Growth hormone releasing hormone (GHRH) is classically thought of as a neuropeptide released from the hypothalamus onto the pituitary, where it binds GHRH receptors (GHRH-R) and stimulates the release of growth hormone. However, GHRH-R signaling has been demonstrated in many extra-pituitary pathologies, including inflammation and neoplasia. As such, GHRH analogs like MIA-602 (GHRH-R antagonist) and MR-409 (GHRH-R agonist) are being developed for a wide variety of conditions. In this paper, Cen et al. tested whether GHRH-R signaling might have a neuroprotective role in optic neuropathy.
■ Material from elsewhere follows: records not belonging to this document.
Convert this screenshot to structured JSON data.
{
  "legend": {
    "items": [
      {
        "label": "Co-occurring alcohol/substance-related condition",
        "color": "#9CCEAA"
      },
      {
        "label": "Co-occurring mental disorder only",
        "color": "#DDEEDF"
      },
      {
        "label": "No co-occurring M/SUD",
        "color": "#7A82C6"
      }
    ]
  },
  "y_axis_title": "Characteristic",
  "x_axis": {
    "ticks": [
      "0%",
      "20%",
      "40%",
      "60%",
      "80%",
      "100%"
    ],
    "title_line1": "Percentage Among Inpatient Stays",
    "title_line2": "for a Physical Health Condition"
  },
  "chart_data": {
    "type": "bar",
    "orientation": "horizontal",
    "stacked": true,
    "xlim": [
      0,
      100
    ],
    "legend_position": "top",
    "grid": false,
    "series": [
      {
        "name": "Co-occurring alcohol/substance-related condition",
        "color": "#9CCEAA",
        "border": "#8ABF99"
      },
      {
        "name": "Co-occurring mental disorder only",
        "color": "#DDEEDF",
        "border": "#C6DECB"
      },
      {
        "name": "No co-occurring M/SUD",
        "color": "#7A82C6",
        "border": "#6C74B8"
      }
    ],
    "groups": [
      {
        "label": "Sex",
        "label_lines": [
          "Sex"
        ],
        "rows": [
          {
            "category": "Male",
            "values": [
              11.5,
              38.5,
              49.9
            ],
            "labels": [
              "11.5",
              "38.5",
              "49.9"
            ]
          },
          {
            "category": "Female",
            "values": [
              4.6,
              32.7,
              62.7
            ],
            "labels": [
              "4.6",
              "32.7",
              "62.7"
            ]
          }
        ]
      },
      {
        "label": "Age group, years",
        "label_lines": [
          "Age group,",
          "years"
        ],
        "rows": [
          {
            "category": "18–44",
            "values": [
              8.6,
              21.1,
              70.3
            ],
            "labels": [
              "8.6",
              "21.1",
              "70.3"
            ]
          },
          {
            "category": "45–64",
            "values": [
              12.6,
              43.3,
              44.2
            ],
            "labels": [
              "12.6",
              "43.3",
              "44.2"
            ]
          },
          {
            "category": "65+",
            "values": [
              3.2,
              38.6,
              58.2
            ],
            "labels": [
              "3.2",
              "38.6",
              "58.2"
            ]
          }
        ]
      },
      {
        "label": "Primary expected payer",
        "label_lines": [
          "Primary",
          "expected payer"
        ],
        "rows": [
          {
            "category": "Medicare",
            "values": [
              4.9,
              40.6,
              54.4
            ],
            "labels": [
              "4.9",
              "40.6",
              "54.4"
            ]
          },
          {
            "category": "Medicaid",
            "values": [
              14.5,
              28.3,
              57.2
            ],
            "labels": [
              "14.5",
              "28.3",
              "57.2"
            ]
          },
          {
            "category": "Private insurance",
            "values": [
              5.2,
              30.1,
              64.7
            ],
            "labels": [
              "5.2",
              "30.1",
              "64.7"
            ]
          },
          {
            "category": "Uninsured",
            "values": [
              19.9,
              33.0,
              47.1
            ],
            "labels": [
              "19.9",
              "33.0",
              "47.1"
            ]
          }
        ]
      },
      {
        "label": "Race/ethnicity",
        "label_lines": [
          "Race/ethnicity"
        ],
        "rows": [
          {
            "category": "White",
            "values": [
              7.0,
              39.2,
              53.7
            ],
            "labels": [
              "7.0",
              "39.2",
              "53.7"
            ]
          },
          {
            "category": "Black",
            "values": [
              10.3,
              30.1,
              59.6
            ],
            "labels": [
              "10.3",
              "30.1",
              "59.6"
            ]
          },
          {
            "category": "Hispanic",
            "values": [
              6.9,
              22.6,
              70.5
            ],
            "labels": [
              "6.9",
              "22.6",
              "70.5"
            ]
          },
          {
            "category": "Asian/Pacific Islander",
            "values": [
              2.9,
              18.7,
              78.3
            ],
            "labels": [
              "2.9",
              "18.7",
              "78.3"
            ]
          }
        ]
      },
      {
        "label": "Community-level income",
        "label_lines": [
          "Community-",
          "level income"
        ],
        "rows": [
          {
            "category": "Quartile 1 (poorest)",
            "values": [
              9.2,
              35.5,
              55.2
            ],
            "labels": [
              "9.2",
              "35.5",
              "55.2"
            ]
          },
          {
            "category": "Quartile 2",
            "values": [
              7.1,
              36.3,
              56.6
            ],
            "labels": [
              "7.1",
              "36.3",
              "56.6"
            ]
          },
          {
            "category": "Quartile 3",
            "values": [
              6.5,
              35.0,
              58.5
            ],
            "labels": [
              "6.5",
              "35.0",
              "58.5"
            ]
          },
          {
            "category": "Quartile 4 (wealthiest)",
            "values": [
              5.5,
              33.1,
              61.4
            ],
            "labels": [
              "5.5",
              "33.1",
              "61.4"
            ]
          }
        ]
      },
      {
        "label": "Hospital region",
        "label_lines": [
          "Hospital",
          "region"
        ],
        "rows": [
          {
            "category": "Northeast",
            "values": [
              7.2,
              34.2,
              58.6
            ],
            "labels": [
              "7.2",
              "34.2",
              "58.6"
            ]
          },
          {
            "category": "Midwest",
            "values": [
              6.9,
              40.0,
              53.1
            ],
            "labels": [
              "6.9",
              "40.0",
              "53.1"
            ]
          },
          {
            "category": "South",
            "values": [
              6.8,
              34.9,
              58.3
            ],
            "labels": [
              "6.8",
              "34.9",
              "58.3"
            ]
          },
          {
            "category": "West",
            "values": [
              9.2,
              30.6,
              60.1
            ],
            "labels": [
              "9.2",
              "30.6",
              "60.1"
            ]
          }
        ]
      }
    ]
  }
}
The authors first demonstrated that GHRH-R is expressed in the ganglion cell and inner plexiform layers of retina. They then tested both peptides in the rat optic nerve crush model. Interestingly, when given subcutaneously, both the antagonist and agonist modestly increased RGC survival. This was associated with small changes in inflammatory gene expression and the number of microglia in the retina. Lens injury is known to increase RGC survival after optic nerve crush by stimulating intraocular inflammation, the recruitment of macrophages and the secretion of oncomodulin. The authors tested whether GHRH analogs might influence this response to intraocular inflammation. This time they found that RGC survival was mildly potentiated by the agonist (MR-409) but modestly reduced by the antagonist (MIA-602). Similar results were obtained when intraocular inflammation was triggered with intravitreal yeast cell wall extract.
In the absence of inflammation, both the agonist and antagonist produce the same phenotype. While certainly possible, it suggests the possibility of off-target effects
The work has several important shortcomings. First, in the absence of inflammation, both the agonist and antagonist produce the same phenotype. While certainly possible, it suggests the possibility of off-target effects. It will be essential to demonstrate similar findings with unrelated pharmacologic inhibitors and/or genetic models. Secondly, even the most robust protective combination (MR-409 + intraocular inflammation) barely protected more than 50% of RGCs (and no long-term time points were included), far less than other neuroprotective interventions. Finally, neither the mechanism, nor the link to intraocular inflammation, were thoroughly explored. While potentially interesting because of the clinical development of GHRH analogs, more work is needed to confirm a role of GHRH-R signaling in RGC survival.